In 1963, the women's rights and labor rights movements—long working toward similar goals—won a mutual victory when JFK signed the Equal Pay Act. It was an amendment to the Fair Labor Standards Act and served as a ban on pay disparity for equal work based on gender.
The sweeping and far-reaching social reforms mandated by the 1964 Civil Rights Act were not limited to labor. Workers' rights and civil rights had been inseparable since the end of slavery. The landmark legislation banned discrimination in the workplace based on color, race, gender, national origin, or religion.
The year 1967 gave another victory to labor with the Age Discrimination in Employment Act, which outlawed hiring discrimination based on age. It also protected workers over the age of 40 from termination or forced retirement, as well as those collecting age-related federal benefits. The rights associated with the 1964 Civil Rights Act now applied to older workers.
The 1970 Occupational Safety and Health Act required employers to protect their workers from the factory fires, farming accidents, mine collapses, and black lung disease that compelled the earliest labor activists to organize in the first place. The legislation forced employers to safeguard their workers from things like excessive heat and cold, mechanical dangers, unsanitary conditions, toxic substances, and other known physical hazards. It also created and empowered OSHA to enforce the legislation.
The 1974 Employee Retirement and Security Income Act protected workers not from on-the-job hazards, but from shady players who frequently plundered or misspent their retirement savings. The legislation set minimum standards for private-industry pension plans and required companies to disclose information about the plans and how they were managed while also putting fiduciary responsibility on whoever is in charge of their assets.
In 1978, Title VII of the Civil Service Reform Act extended to most civilian federal employees the right to unionize, organize, and bargain collectively. It did not protect postal employees, who are covered by legislation specifically written for their industry.

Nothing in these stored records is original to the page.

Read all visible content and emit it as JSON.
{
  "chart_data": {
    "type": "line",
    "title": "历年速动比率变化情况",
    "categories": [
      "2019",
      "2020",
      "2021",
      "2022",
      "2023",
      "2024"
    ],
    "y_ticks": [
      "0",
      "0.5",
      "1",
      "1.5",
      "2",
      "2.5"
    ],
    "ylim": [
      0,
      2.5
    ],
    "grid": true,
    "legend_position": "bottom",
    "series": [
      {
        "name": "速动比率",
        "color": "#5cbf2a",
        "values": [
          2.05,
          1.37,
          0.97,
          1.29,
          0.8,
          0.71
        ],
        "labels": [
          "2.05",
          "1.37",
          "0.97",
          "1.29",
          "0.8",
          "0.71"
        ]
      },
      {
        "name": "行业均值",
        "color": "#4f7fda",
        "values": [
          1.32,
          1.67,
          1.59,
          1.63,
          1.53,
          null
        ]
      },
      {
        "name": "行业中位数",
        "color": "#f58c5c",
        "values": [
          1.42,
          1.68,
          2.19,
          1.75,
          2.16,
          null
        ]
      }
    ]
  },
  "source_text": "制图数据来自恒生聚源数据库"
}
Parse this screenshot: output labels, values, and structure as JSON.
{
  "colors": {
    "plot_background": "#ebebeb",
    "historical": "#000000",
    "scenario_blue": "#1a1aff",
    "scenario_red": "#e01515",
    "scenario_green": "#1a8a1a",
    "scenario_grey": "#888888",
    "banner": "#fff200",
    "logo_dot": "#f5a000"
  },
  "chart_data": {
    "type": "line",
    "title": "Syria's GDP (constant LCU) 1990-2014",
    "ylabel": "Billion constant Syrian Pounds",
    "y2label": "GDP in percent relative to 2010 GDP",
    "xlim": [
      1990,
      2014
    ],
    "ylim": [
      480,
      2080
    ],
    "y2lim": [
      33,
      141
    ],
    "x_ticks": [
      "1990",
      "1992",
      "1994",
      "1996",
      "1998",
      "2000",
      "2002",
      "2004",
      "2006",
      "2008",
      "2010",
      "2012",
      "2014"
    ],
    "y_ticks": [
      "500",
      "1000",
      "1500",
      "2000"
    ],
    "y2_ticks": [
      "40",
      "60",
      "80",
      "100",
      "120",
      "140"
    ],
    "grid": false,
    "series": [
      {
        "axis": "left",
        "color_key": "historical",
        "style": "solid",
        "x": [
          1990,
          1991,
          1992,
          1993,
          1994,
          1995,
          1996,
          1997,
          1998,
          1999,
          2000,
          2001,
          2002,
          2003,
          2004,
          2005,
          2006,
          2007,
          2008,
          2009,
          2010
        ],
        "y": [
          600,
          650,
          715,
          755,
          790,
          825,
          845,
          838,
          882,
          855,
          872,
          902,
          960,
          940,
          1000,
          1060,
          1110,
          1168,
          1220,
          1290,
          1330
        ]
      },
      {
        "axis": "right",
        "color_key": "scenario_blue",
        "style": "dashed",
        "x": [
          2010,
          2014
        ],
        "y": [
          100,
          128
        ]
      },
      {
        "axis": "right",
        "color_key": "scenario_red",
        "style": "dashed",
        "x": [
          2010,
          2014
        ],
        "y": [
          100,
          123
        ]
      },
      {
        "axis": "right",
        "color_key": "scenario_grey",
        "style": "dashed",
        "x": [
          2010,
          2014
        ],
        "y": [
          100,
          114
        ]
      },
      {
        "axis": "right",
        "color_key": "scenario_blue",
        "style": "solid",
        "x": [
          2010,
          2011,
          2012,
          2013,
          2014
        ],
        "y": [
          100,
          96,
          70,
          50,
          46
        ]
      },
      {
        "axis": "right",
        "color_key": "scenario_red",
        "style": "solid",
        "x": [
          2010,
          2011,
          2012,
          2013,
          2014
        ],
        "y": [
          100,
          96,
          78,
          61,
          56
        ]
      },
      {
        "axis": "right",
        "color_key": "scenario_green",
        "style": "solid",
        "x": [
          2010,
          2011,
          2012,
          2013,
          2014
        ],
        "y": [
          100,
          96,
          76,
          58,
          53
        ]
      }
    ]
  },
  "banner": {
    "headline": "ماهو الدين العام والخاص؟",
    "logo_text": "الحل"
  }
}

Prior to 1978, courts held that although discrimination based on pregnancy affects only women, it still wasn't considered sex-based discrimination. In 1978, the Pregnancy Discrimination Act amended Title VII of the 1964 Civil Rights Act to prohibit sex discrimination based on pregnancy.
Before the 1988 Worker Adjustment and Retraining Notification Act, which was enacted by Congress without President Ronald Reagan's signature, companies, plants, mines, and other places of business could close without warning, leaving their employees one paycheck away from financial calamity. The new legislation, however, forced most companies with more than 100 employees to give 60 days' written notice in the case of imminent mass layoffs or closings.
In 1990, the 1964 Civil Rights Act was amended yet again when the Americans With Disabilities Act expanded the legislation to include workers with disabilities. Aside from preventing discrimination, the act also required employers to make reasonable accommodations for special needs regarding accessibility.
Virtually all wealthy Western countries require employers to provide paid maternity or paternity leave—all except the United States. That remains the case today, but in 1993, new moms and dads got some reprieve with the Family and Medical Leave Act, which mandated 12 job-protected work weeks a year for things like the birth, adoption, and some other circumstances. Ever since, time off has been guaranteed, but not compensated.
In 2009, the 1964 Civil Rights Act was amended again when President Obama signed the Lilly Ledbetter Fair Pay Act, which was named for the Supreme Court plaintiff whose case led to the legislation. The act gave employees more time to file equal-pay lawsuits after learning they were being paid less than someone of the opposite gender for equal work.